ABD'nin, 1997'de yabancı terör örgütü olarak tanımladığı PKK'nın
şu andaki üç yöneticisini "ödül avcılığı" kapsamına alması geç ama
doğru bir karardır. Gelinen aşama, Türkiye liderliğinin de
başarısıdır. Lakin bu gelişme, "ihtiyat elden bırakılacak" demek de
değildir.
Ortadoğu coğrafyasında, İngiltere'nin "beyin", ABD'nin "beden"
olarak hareket ettiği iyi bilinir. Yani, Birleşik Krallık
"planlayıcı", Birleşik Devletler de çoğu kez "uygulayıcıdır!"
Nitekim yakın zamanda röportaj yaptığım iki İngiliz yetkiliden biri
Ortadoğu'dan sorumlu bakan, diğeri Ankara büyükelçisi idi. Açıkça
şöyle dediler:
"PKK ile YPG arasında ideoloji ve kadro bağlamında ortak noktalar
var.
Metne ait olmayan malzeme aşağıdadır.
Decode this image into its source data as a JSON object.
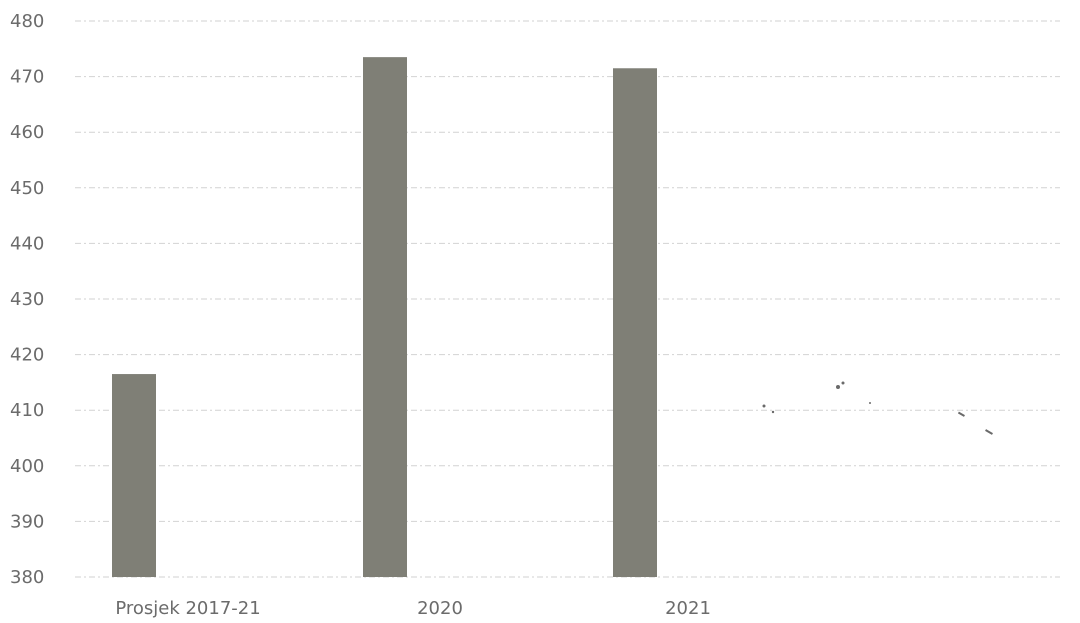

Bu nedenle YPG'ye, PKK'dan ayrışmasını telkin ediyoruz!"
Bununla da kalmadılar ve eklediler: "DEAŞ'la mücadelede, kendi
kuvvetlerimizi sahaya sürmek yerine yerel kuvvetlerin kullanımını
en iyi seçenek olarak değerlendirdik. YPG ve PKK arasında yakın bir
bağ söz konusu. Ama DEAŞ'la mücadele bitene kadar aramızdaki
araçsal ilişki sürecek. Türkiye de bu durumdan hoşlanmamaya devam
edecek!"
"PKK'yı ortak düşman kabul ediyor, ülkenizde tehdit olmaktan çıkmasını amaçlıyoruz. Sınır güvenliğiniz için de garantiler veririz. Lakin siz de Kuzey Irak'ta olduğu gibi Kuzey Suriye'de de bir Kürt oluşumuna razı olun."
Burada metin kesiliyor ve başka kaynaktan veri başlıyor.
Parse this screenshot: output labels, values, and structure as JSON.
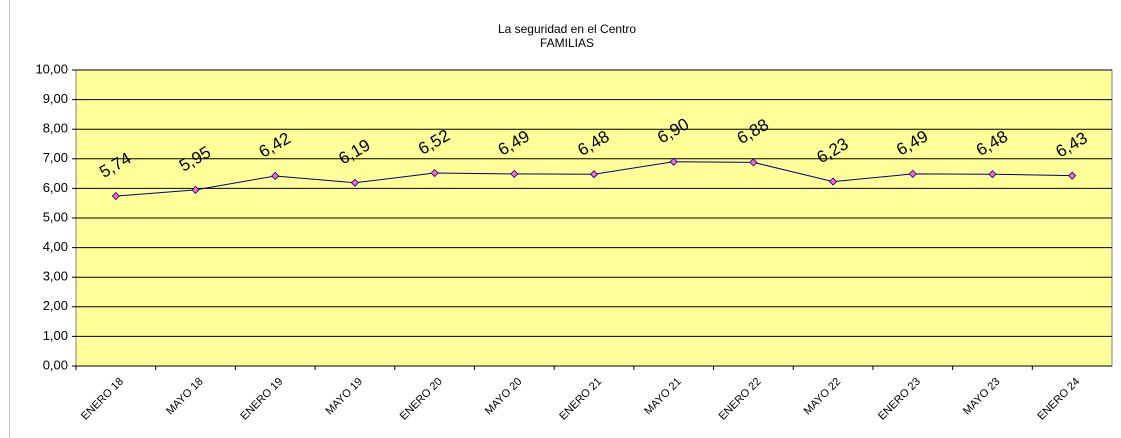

Özet... Yılbaşında başlayacak olan Suriye anayasa süreci, yeni Ortadoğu'nun da yeni dünya düzeninin de kilidi olmaya aday. Bu kilidi açacak tek anahtar da Türkiye'de. Sahadaki ağırlığını masada koruması için Türkiye'nin, 31 Mart 2019 seçimlerini başarıyla geçmesi ise hayati önemde!